Правда, так оно и было. Во всяком случае, никогда еще она не испытывала такой настоятельной потребности, такой страсти.

– Может быть, во всем виноват твой возраст? Говорят, что женщины достигают пика сексуальной активности в возрасте тридцати – тридцати пяти лет, так что пока ты все еще на подъеме. А у мужчин этот пик приходится примерно на двадцать лет, а потом половая активность медленно идет на убыль.

– Если его активность сейчас идет на убыль, то хотела бы я увидеть, как это выглядело, когда он был на подъеме.

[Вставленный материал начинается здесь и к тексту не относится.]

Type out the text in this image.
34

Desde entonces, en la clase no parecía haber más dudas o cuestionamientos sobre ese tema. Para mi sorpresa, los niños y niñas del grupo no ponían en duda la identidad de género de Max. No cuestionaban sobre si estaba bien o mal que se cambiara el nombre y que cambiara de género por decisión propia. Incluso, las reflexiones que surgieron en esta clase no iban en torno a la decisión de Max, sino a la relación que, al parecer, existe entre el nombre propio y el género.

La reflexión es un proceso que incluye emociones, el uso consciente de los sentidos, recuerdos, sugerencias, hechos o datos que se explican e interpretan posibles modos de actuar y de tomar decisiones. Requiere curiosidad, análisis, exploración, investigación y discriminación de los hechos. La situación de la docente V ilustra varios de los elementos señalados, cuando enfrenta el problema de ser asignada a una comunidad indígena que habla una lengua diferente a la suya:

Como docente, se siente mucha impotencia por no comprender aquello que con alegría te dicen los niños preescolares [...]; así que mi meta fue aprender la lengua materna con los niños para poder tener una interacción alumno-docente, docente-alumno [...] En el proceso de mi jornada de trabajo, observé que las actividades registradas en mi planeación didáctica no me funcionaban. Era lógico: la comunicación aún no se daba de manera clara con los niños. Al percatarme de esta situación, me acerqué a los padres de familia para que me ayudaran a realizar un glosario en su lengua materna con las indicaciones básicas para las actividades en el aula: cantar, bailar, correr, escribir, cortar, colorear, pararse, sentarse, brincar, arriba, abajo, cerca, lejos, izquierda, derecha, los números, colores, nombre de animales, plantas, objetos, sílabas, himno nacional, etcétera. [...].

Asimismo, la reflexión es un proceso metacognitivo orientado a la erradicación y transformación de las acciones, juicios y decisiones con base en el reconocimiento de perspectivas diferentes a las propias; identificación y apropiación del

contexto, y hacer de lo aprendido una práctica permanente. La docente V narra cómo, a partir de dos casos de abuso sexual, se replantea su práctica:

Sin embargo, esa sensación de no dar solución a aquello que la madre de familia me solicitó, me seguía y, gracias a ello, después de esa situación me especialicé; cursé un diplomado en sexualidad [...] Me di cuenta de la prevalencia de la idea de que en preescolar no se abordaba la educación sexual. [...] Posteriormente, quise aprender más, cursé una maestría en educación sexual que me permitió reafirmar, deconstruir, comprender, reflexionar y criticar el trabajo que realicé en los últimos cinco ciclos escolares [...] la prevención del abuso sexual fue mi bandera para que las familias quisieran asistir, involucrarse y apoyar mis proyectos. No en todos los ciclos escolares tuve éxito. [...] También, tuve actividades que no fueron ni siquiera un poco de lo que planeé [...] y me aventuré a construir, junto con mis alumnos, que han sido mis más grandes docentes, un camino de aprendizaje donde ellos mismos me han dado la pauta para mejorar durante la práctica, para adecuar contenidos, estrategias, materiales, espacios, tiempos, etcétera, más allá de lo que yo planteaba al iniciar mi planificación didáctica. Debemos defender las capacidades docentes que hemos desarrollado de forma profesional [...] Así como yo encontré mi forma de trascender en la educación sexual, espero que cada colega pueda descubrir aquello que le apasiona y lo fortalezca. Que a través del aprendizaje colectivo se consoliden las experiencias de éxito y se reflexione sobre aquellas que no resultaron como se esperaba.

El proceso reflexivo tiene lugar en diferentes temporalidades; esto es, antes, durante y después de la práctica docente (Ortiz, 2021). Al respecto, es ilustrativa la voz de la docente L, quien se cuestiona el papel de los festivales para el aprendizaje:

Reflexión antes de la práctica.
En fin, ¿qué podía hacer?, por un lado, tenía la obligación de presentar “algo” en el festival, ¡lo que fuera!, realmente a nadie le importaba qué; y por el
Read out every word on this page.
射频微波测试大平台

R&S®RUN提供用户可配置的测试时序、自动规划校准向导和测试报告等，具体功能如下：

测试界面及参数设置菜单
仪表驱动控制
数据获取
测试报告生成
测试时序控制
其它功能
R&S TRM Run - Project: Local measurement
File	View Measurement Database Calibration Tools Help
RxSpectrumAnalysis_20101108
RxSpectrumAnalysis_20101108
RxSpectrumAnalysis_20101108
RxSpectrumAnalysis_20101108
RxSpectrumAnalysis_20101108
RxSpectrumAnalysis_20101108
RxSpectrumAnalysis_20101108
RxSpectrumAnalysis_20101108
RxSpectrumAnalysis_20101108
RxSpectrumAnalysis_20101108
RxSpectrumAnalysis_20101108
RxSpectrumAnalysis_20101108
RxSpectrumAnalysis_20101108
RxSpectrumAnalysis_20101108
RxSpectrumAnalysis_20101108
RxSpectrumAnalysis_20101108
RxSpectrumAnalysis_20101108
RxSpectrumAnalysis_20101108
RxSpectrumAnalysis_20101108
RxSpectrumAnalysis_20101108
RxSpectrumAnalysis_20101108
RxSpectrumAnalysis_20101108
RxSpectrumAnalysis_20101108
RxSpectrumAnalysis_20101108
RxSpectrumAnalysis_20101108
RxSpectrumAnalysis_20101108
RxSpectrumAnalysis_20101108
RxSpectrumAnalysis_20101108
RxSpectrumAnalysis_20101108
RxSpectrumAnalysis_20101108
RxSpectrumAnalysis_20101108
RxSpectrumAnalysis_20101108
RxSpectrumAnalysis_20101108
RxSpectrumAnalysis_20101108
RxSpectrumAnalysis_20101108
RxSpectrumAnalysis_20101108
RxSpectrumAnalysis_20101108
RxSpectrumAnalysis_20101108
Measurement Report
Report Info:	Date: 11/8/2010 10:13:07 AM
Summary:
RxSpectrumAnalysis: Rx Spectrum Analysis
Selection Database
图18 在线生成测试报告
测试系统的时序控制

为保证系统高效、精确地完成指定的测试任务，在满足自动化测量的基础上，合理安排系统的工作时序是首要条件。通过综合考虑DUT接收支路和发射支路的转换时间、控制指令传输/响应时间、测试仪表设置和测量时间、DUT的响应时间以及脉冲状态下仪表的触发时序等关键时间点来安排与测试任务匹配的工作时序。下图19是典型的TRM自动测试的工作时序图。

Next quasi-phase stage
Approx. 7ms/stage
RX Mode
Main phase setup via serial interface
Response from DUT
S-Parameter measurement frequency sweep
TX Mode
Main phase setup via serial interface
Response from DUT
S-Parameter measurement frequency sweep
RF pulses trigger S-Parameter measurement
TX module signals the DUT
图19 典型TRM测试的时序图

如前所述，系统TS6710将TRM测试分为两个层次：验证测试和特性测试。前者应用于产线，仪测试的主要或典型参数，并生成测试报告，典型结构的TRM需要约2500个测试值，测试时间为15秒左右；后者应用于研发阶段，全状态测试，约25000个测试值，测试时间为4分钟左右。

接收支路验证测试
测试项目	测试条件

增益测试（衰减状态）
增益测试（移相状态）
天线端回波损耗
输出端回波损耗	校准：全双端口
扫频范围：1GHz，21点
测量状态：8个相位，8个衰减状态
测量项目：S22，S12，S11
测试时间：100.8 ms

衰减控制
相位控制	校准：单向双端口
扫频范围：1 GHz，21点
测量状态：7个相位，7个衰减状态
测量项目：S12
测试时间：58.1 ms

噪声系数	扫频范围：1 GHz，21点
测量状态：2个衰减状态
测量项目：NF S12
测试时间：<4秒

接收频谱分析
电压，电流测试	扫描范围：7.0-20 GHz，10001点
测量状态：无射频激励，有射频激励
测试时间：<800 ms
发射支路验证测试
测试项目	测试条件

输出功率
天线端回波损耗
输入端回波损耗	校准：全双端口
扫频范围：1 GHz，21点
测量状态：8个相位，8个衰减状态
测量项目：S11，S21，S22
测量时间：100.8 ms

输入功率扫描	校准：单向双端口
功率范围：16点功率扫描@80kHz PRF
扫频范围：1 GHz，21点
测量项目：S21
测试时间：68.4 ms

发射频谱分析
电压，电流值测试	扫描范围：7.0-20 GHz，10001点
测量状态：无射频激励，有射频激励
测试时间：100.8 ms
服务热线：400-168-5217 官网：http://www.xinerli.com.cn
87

– Ты только что видела это.

Она подавила смех, боясь разбудить его.

Клодия легонько провела кончиками пальцев по его груди, с наслаждением впитывая тепло его кожи. Очень осторожно поцеловала. Он шевельнулся, и его рука еще крепче обняла ее.

– О-ох, как приятно!

– Давненько уже не прижималась ты к мужскому телу. Ты изголодалась, причем, как тебе самой хорошо известно, не столько по физической близости, сколько по теплу и ласке.

Едва прикасаясь, она провела пальцем по его груди и животу и там смущенно остановилась.

– Любопытно, какой он на ощупь в таком состоянии, как сейчас?

– А ты потрогай осторожненько, ведь он спит.

– Не могу!

– Почему? Он не узнает.

Ее пальцы, едва касаясь кожи, прокрались ниже. И осторожно коснулись вялого нежного объекта, который, казалось, спал так крепко, как и его хозяин.

Мягкий, как нос ягненка. Как матери-природе пришло в голову сотворить подобное? Ведь наверняка сначала были опробованы опытные образцы, в любое мгновение готовые к действию, от которых, наверное, пришлось отказаться из-за того, что они мешали человеку.

Очень нежно Клодия снова погладила его.

– Проверяешь; на месте ли он? – сонно пробормотал Гай. – Она испуганно вздрогнула.

– Я думала, что ты спишь.

– Я спал.

Клодия приподнялась на локте.

– Ты давно проснулся? – Гай открыл глаза и усмехнулся уголками губ. – Довольно давно.

– Мне просто захотелось потрогать его, – сказала она, уютно примостившись рядом с ним.

Хохотнув, он нежно поцеловал ее в волосы.

– Я начинаю подозревать, что ты очень испорченная девочка. Трудно себе представить, что сказала бы, узнав об этом, твоя старая сестра Как-ее-там-звали.

Клодия заметила происшедшую в нем перемену. Он был спокоен, напряжения как не бывало.

Ну понятно. Всем известно, что секс снимает стрессы.

– Сестра. Иммакулата, ничуть не удивилась бы, – вздохнув, сказала она. – В том, что касается воспитания, я всегда, была безнадежной. Ведь я даже не католичка. Мама отдала меня в монастырскую школу только из-за того, что девочки там выглядели такими опрятными маленькими леди в своих юбочках в складку и беретиках, и это произвело на нее очень хорошее впечатление.

Некоторое время они молча лежали рядом, потом настал момент, которого она ждала с ужасом. Взглянув на часы, стоявшие на прикроватном столике, он сказал:

– Черт возьми, ты только взгляни, сколько времени!

Было почти семь часов.

– Надо поскорее вставать, надо зайти к Аннушке.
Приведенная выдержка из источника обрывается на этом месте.